As the day wore on my packing waited. I knew I was procrastinating but couldn't help it.  I tried to do as much as I could to help Rob with the remaining work as I knew that he would still have so much to do once I was gone. Bit by bit the rooms were being emptied and Mum's "home" and was disappearing. 



My nephew Tim dropped by after work to say goodbye and we parted with hugs. 


Rob and I took Susan to Birmingham Airport to catch her bus to Gatwick Airport in the mid evening. 


Later John also dropped by to say goodbye, even though he had a very early start the next morning. More hugs!


And Bruce joined in with all of the visitors, just happy to have all of his favourite people together in one day.


Finally at around midnight, Rob went back to his flat to get a few hours sleep. We were leaving at 4.30 in the morning. 

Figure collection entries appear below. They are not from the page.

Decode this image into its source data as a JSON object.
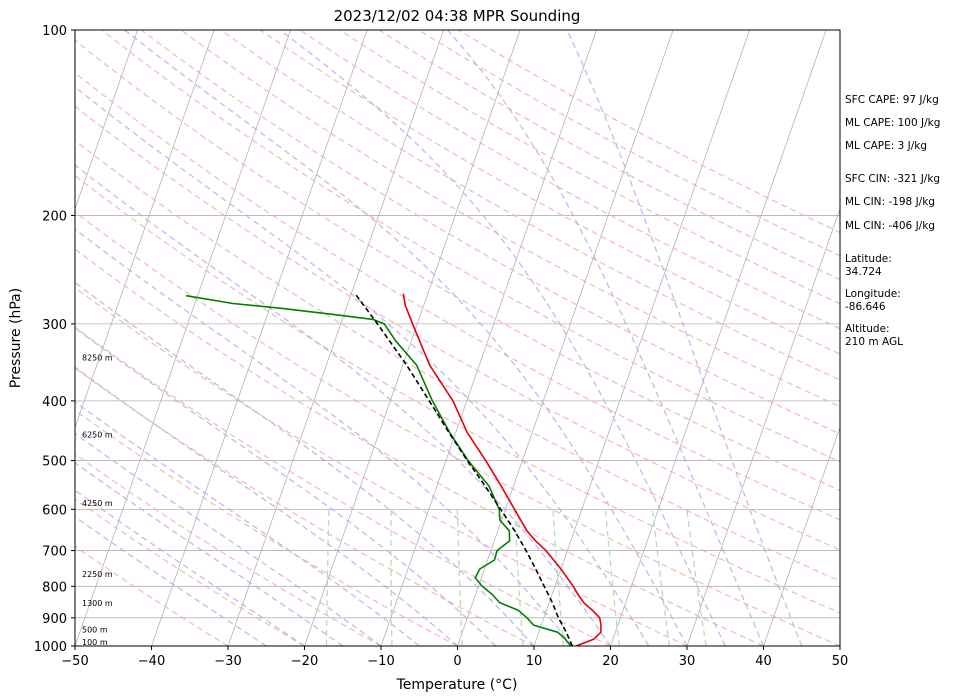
{
  "chart_data": {
    "type": "line",
    "subtype": "skew-t log-p sounding",
    "title": "2023/12/02 04:38 MPR Sounding",
    "xlabel": "Temperature (°C)",
    "ylabel": "Pressure (hPa)",
    "xlim": [
      -50,
      50
    ],
    "ylim": [
      1000,
      100
    ],
    "yscale": "log",
    "xticks": [
      -50,
      -40,
      -30,
      -20,
      -10,
      0,
      10,
      20,
      30,
      40,
      50
    ],
    "yticks": [
      1000,
      900,
      800,
      700,
      600,
      500,
      400,
      300,
      200,
      100
    ],
    "grid": true,
    "series": [
      {
        "color": "#e8000b",
        "style": "solid",
        "points": [
          [
            1000,
            15.5
          ],
          [
            975,
            17.5
          ],
          [
            950,
            18.1
          ],
          [
            925,
            17.8
          ],
          [
            900,
            17.3
          ],
          [
            875,
            16.0
          ],
          [
            850,
            14.5
          ],
          [
            825,
            13.4
          ],
          [
            800,
            12.4
          ],
          [
            750,
            10.0
          ],
          [
            700,
            7.2
          ],
          [
            675,
            5.4
          ],
          [
            650,
            3.8
          ],
          [
            600,
            1.2
          ],
          [
            550,
            -1.6
          ],
          [
            500,
            -4.8
          ],
          [
            450,
            -8.5
          ],
          [
            400,
            -11.8
          ],
          [
            350,
            -16.5
          ],
          [
            300,
            -20.6
          ],
          [
            280,
            -22.4
          ],
          [
            268,
            -23.2
          ]
        ]
      },
      {
        "color": "#008000",
        "style": "solid",
        "points": [
          [
            1000,
            14.8
          ],
          [
            975,
            13.8
          ],
          [
            950,
            12.5
          ],
          [
            925,
            9.0
          ],
          [
            900,
            7.8
          ],
          [
            875,
            6.3
          ],
          [
            850,
            3.5
          ],
          [
            825,
            2.2
          ],
          [
            800,
            0.5
          ],
          [
            775,
            -0.8
          ],
          [
            750,
            -0.6
          ],
          [
            725,
            0.9
          ],
          [
            700,
            0.8
          ],
          [
            675,
            2.0
          ],
          [
            650,
            1.5
          ],
          [
            625,
            -0.2
          ],
          [
            600,
            -0.8
          ],
          [
            550,
            -3.2
          ],
          [
            500,
            -7.1
          ],
          [
            450,
            -10.8
          ],
          [
            400,
            -14.5
          ],
          [
            350,
            -18.2
          ],
          [
            320,
            -22.0
          ],
          [
            300,
            -24.3
          ],
          [
            295,
            -26.0
          ],
          [
            290,
            -31.0
          ],
          [
            283,
            -38.5
          ],
          [
            278,
            -45.0
          ],
          [
            270,
            -51.5
          ]
        ]
      },
      {
        "color": "#000000",
        "style": "dashed",
        "points": [
          [
            1000,
            15.0
          ],
          [
            950,
            13.6
          ],
          [
            900,
            11.9
          ],
          [
            850,
            10.4
          ],
          [
            800,
            8.6
          ],
          [
            750,
            6.7
          ],
          [
            700,
            4.6
          ],
          [
            650,
            2.2
          ],
          [
            600,
            -0.6
          ],
          [
            550,
            -3.7
          ],
          [
            500,
            -7.2
          ],
          [
            450,
            -10.9
          ],
          [
            400,
            -14.9
          ],
          [
            350,
            -19.5
          ],
          [
            300,
            -25.2
          ],
          [
            268,
            -29.5
          ]
        ]
      }
    ],
    "height_labels": [
      {
        "text": "100 m",
        "pressure": 1000
      },
      {
        "text": "500 m",
        "pressure": 955
      },
      {
        "text": "1300 m",
        "pressure": 865
      },
      {
        "text": "2250 m",
        "pressure": 775
      },
      {
        "text": "4250 m",
        "pressure": 595
      },
      {
        "text": "6250 m",
        "pressure": 460
      },
      {
        "text": "8250 m",
        "pressure": 345
      }
    ],
    "annotations": [
      "SFC CAPE: 97 J/kg",
      "ML CAPE: 100 J/kg",
      "ML CAPE: 3 J/kg",
      "SFC CIN: -321 J/kg",
      "ML CIN: -198 J/kg",
      "ML CIN: -406 J/kg",
      "Latitude:\n34.724",
      "Longitude:\n-86.646",
      "Altitude:\n210 m AGL"
    ],
    "colors": {
      "isotherm": "#b3b3b3",
      "dry_adiabat": "#f4a4a4",
      "moist_adiabat": "#b0a8f0",
      "mixing_ratio": "#a8d8a8",
      "isobar": "#b3b3b3"
    }
  }
}
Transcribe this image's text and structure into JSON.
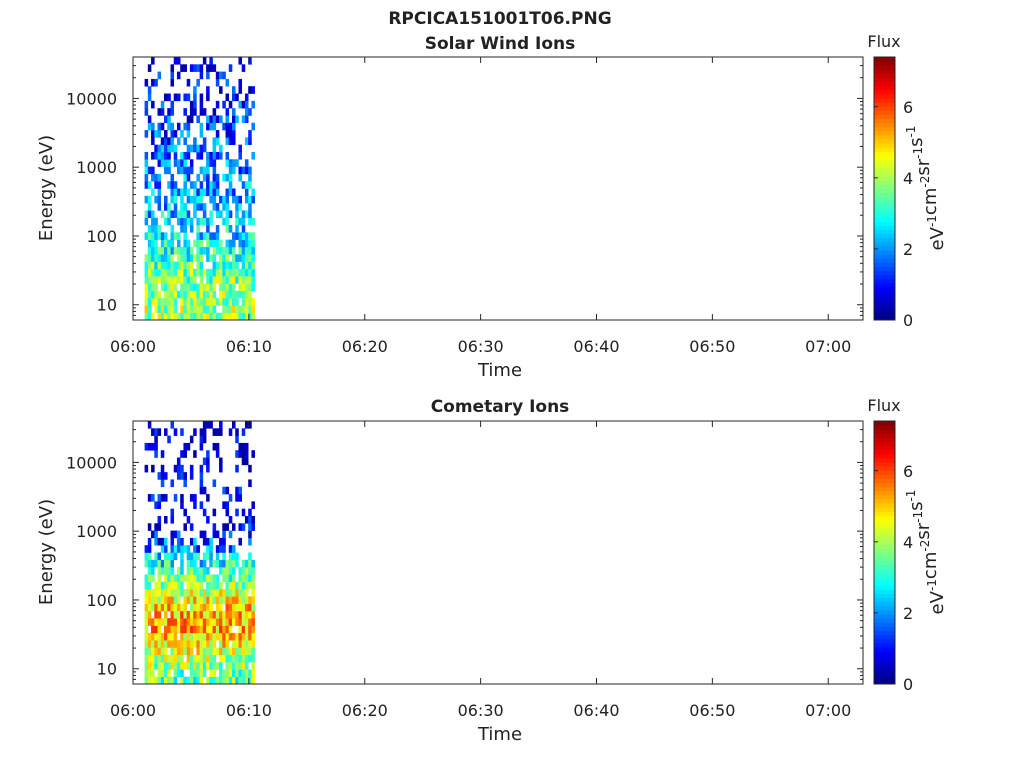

Finally, in the stillness of the night, I felt that I could pack. I knew I wouldn't be going to bed. There were emotions in leaving that little home that I couldn't even give words to. In solitude and silence, while the rest of "the close" slept, I prepared to pack a case to leave Mum's flat for the last time. 



Comments

Anonymous said…
Having just gone through something similiar - the packing and tripping down memory lane - I can both identify and sympathize. It is amazing how a small item can open such a big memory. It is so hard to move forward when part of you wants to sit and savour each and every thought. I hope the items you managed to bring home will bring you comfort and joy.
Ah, you may have left the flat, but you will visit it again and again over the years. My grandma's house, one of the few places I felt safe as a child, is still a place of pilgramage for me - all these years later. She still lives there, it still smells of hard work and baking, the old blanket still covers the back of the chesterfield. My visis to grandma's place were a source of excitement as a child and are a source of comfort as an adult. Trust me, you'll be back - and - she'll be there.
Belinda said…
Yes,Anonymous friend, the items,which I must take photos of and post them at some point, are in my bedroom at the moment, and they are indeed bringing me comfort and joy! I feel as though I brought something very precious home with them.
Belinda said…
Dave, yes! I have so many wonderful photographs, and mental photos too! You are right...

Rob has seen new people checking out the place and a new kitchen is being installed. I hope they pick up the special vibes in that place!
Belinda said…
Dave, yes! I have so many wonderful photographs, and mental photos too! You are right...

Rob has seen new people checking out the place and a new kitchen is being installed. I hope they pick up the special vibes in that place!